Billboard reports that Jay-Z, Meek Mill, Robin Thicke, Killer Mike, Fat Joe, among others, signed a letter urging New York lawmakers to pass the legislation, saying such reform is “urgently needed.”

Written by Jay-Z’s attorney, Alex Spiro, and University of Richmond professor, Erik Nielson, who actually wrote a book on the subject, the letter lays out just how detrimental the issue currently is. “This tactic effectively denies rap music the status of art and, in the process, gives prosecutors a dangerous advantage in the courtroom: by presenting rap lyrics as rhymed confessions of illegal behavior, they are often able to obtain convictions even when other evidence is lacking,” the letter wrote.

Critics of the current status quo say that prosecutors’ use of lyrics not only offers little to no insight into the cases but unfairly sways juries with a disproportionate impact on Black men.

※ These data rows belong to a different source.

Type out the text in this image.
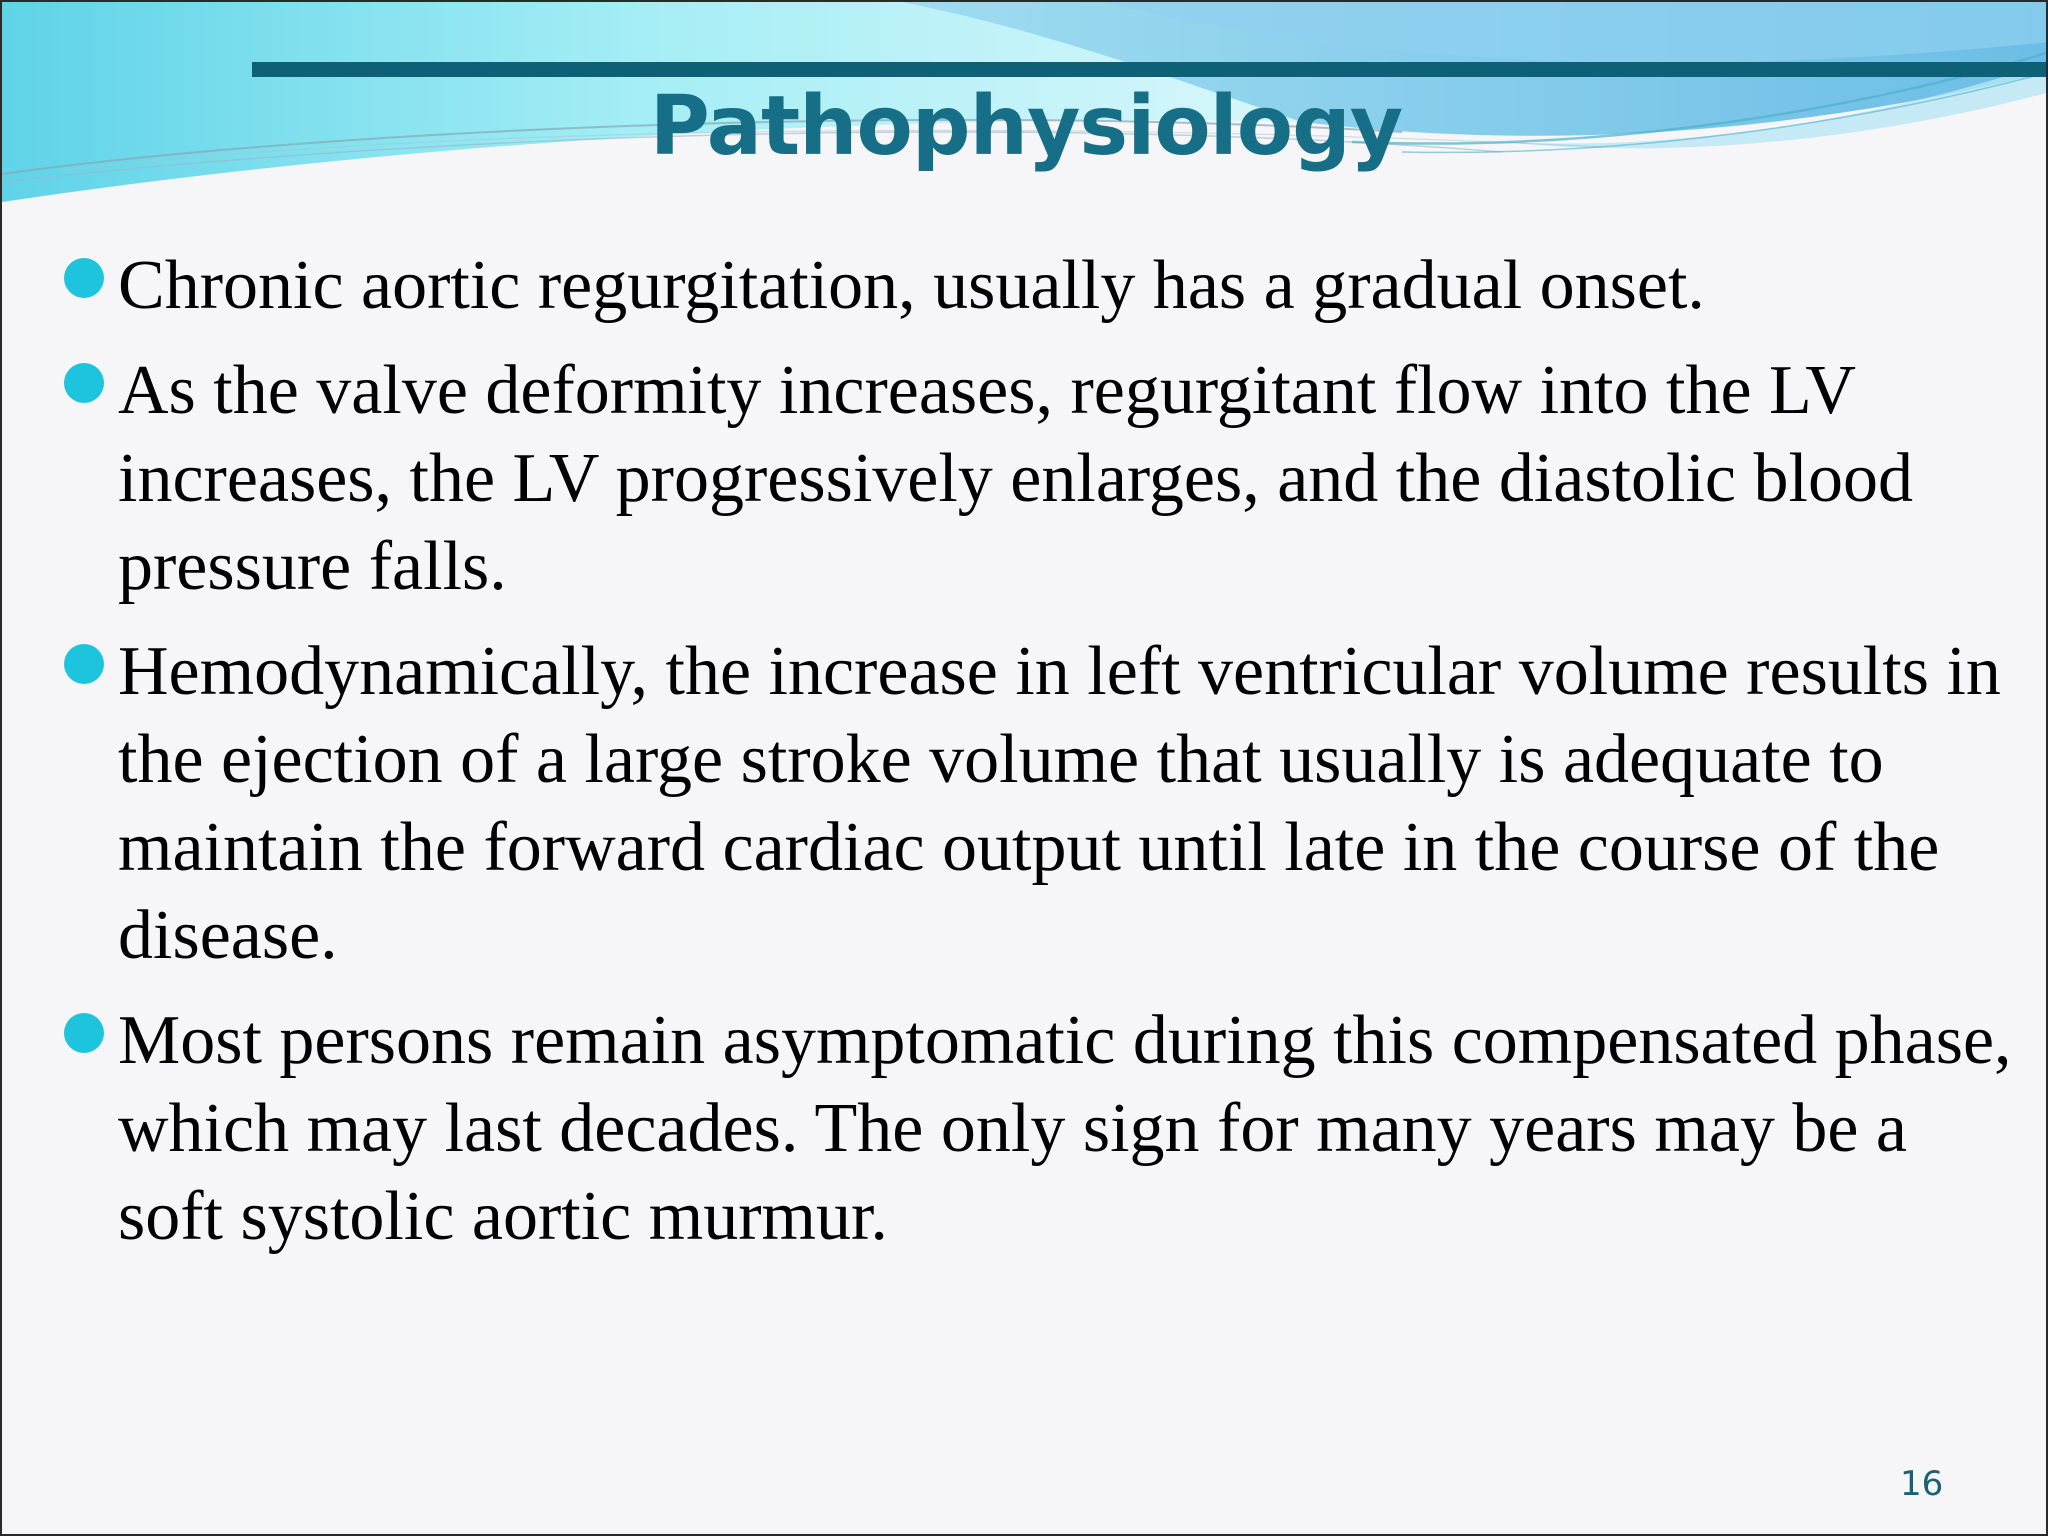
Pathophysiology
Chronic aortic regurgitation, usually has a gradual onset.
As the valve deformity increases, regurgitant flow into the LV increases, the LV progressively enlarges, and the diastolic blood pressure falls.
Hemodynamically, the increase in left ventricular volume results in the ejection of a large stroke volume that usually is adequate to maintain the forward cardiac output until late in the course of the disease.
Most persons remain asymptomatic during this compensated phase, which may last decades. The only sign for many years may be a soft systolic aortic murmur.
16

Introduced in November by Senator Brad Hoylman, Senator Jamaal Bailey and assembly member Catalina Cruz, the law, if passed, would effectively curtail “creative expression” from being shown as evidence of a crime to a jury, only allowing “literal, rather than figurative or fictional.”

“Rather than acknowledge rap music as a form of artistic expression, police and prosecutors argue that the lyrics should be interpreted literally — in the words of one prosecutor, as ‘autobiographical journals,’” wrote Spiro and Nielson further wrote in the letter.

“The genre is rooted in a long tradition of storytelling that privileges figurative language, is steeped in hyperbole, and employs all of the same poetic devices we find in more traditional works of poetry,” they concluded.

Back in 2019, rappers like 6ix9ine had lyrics in music videos for “Gummo,” “Kooda” and “Billy” used against him in court. Similarly, in the 1990’s, 2 Live Crew was arrested and charged for violating the obscenity law after performing their music at a record store prior to the release of their album, As Nasty As They Wanna Be.